Relationships: Elyan & Percival (Merlin), Gwaine & Percival (Merlin), Lancelot & Percival (Merlin), Merlin & Percival (Merlin)
Series: The Once and Future King [9]
Series URL: https://archiveofourown.org/series/1774627
Comments: 14
Kudos: 56





	To Guard and Protect

Percival had always been used to someone having his back.

It started when he was a child, when he was the oldest sibling and Brynne and Wyland would follow him everywhere he went. Naturally they trusted him to defend them the most, but if he stumbled his little sister and brother were there to pull him up. He boosted them up trees; they pulled him from a treacherous bog when he stumbled into it walking ahead of them. They trusted each other, and Percival took it for granted, not knowing things would ever change.

He didn't talk much, even then. It didn't matter. Brynne and Wyland knew him as well as they knew themselves; they understood.

The first blow fell in the destruction caused by the petty warring of two minor lords. Percival and Wyland were out hunting, and came home, cheerful and careless, to find their home burned and their parents and Brynne gone with it.

Percival took Wyland with him and did everything in his power to add strength to his height so he could keep his little brother safe. They learned swordfighting from whoever was willing to teach them so they would never be defenseless again. Percival did everything he could to shield the blows; Wyland watched his back.

It wasn't enough.

When Percival met Lancelot, it was too soon after Wyland's death for him to have grown used to fighting alone; as a matter of fact, the assumption he still made that his back would be guarded was dangerous, and he'd been staying out of battles as much as he could because as soon as he got used to fighting alone, the ghost of Wyland that he imagined guarding his back would be gone and he would be truly alone.
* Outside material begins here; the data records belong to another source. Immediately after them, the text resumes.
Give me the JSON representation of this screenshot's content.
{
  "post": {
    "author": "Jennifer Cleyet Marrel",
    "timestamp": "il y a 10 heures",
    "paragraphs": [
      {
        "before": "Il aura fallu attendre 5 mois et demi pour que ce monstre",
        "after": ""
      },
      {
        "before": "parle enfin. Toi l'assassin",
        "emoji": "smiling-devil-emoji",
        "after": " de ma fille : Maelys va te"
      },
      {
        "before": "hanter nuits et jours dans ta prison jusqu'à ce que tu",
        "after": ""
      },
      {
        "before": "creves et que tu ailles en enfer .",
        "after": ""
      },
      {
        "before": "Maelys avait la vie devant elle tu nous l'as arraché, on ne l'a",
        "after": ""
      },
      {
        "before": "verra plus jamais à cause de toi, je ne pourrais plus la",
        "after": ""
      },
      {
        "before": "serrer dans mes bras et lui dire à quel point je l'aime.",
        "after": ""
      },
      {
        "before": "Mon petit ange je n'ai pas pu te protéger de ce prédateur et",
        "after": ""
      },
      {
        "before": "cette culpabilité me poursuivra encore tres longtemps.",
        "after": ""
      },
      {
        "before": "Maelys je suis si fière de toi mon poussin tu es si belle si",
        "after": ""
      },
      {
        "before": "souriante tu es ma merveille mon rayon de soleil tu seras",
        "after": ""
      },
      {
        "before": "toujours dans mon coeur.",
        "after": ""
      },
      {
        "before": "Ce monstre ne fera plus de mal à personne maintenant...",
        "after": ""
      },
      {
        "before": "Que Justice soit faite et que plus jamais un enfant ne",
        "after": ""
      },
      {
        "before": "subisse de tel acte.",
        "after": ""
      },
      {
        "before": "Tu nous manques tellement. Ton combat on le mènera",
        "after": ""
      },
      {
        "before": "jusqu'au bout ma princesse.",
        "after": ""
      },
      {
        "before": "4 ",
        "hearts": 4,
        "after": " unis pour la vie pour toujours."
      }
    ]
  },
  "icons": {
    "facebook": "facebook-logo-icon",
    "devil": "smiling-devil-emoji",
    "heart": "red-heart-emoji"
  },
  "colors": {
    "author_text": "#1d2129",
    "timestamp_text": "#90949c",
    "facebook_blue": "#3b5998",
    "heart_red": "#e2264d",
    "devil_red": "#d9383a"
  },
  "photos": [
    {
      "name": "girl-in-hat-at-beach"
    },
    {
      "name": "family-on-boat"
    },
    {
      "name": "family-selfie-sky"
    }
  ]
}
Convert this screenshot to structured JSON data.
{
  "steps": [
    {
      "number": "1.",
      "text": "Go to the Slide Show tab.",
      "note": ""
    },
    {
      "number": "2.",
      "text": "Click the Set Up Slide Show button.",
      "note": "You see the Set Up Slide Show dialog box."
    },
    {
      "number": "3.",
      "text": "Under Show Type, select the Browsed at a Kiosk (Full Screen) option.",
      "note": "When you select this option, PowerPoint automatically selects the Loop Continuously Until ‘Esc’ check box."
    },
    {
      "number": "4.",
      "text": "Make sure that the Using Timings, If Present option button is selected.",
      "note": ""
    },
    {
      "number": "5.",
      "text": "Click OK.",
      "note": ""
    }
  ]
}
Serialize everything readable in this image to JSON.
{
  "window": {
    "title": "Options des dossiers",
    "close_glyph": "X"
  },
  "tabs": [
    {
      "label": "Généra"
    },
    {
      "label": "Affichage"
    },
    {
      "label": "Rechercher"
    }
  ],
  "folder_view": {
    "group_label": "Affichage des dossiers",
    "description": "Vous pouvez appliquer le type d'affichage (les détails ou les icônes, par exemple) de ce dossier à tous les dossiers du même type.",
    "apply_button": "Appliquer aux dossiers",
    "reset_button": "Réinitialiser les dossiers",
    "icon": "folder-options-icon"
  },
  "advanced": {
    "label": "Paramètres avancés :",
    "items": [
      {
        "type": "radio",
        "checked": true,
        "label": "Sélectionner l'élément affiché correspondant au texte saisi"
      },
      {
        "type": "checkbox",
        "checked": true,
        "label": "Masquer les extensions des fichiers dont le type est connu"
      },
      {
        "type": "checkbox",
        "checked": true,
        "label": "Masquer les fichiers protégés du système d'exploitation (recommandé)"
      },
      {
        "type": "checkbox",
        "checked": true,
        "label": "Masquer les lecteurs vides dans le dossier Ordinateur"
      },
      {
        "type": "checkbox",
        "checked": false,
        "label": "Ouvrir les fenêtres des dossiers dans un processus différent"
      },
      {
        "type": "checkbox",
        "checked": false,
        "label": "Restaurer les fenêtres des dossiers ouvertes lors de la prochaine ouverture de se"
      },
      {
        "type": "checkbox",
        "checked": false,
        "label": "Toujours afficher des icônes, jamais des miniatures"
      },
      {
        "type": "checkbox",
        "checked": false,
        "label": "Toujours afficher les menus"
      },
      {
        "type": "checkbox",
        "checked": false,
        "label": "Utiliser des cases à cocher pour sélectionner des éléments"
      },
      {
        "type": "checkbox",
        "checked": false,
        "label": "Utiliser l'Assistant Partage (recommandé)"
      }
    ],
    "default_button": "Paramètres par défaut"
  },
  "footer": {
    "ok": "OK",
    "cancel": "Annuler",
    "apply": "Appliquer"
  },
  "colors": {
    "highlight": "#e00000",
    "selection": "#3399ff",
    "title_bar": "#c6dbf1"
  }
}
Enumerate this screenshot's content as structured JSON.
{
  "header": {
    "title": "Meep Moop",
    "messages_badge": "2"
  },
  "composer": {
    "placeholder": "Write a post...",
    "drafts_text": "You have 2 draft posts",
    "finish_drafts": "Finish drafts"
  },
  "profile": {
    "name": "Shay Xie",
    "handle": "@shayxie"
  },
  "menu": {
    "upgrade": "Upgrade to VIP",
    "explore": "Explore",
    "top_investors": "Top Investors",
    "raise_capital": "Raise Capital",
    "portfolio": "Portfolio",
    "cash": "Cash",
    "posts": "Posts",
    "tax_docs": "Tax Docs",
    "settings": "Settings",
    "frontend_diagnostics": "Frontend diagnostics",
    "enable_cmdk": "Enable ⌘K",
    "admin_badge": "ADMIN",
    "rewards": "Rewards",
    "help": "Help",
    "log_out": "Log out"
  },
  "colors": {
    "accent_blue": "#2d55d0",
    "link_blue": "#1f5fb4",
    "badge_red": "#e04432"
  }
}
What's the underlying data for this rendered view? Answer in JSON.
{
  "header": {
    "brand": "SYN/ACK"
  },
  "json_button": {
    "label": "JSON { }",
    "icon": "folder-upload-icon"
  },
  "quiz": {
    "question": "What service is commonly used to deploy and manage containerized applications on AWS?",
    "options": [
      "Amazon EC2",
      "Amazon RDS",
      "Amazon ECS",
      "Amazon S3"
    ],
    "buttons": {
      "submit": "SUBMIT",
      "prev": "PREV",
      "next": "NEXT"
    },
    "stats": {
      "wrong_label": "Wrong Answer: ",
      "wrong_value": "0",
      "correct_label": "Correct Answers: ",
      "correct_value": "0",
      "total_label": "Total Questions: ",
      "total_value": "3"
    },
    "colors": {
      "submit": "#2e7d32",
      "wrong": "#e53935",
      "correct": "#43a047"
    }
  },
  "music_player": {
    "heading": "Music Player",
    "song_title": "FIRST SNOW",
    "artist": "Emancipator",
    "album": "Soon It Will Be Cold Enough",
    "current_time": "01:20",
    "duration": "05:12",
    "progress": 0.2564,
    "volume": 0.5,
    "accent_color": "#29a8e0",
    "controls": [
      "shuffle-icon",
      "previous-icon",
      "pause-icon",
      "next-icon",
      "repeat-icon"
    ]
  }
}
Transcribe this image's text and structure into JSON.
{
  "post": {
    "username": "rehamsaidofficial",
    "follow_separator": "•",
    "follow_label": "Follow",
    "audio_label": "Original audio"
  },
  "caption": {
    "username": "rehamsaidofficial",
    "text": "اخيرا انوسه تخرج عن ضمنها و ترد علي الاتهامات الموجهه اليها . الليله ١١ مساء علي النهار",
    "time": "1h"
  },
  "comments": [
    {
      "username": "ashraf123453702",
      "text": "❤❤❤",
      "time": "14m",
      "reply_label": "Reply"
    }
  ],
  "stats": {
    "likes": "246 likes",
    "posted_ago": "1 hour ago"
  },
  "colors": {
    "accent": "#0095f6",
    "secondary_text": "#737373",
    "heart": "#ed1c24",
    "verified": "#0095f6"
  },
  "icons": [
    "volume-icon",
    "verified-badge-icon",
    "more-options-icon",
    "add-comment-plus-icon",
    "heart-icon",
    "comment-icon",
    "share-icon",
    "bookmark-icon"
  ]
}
They met when Percival, traveling down the road by himself, ran across a small party who was being attacked by bandits – and one man in a chain-mail shirt trying to fight the bandits off.

He had no one to guard his back, and Percival had chain mail and a sword too. He stepped forward to help the man. They fell into step instinctively, watching each other's blind spots, and it was good.

That night, Percival dreamt of Wyland, and when he woke to a dark-haired man slumbering from exhaustion on his watch feet from him, he felt as if Wyland had given him permission to give Lancelot his place. Someone needed to watch this young man's back, after all.

Percival took Lancelot under his wing and knew he would do everything in his power to teach him he had a man who would watch his back, that he would do everything in his power to keep him from dying.

It wasn't that hard to teach Lancelot to trust him; Lancelot had a good heart and an open one and responded quickly to trust. He was also superb at watching Percival's back in any of the skirmishes they got into. They made a living guarding the roads from bandits and occasionally helping in other skirmishes. It was a lean life, but Percival refused to get involved in any petty squabbling between lords, and Lancelot refused to fight in mock battles, so they made do. There wasn't a lot of talking, but there was deep trust.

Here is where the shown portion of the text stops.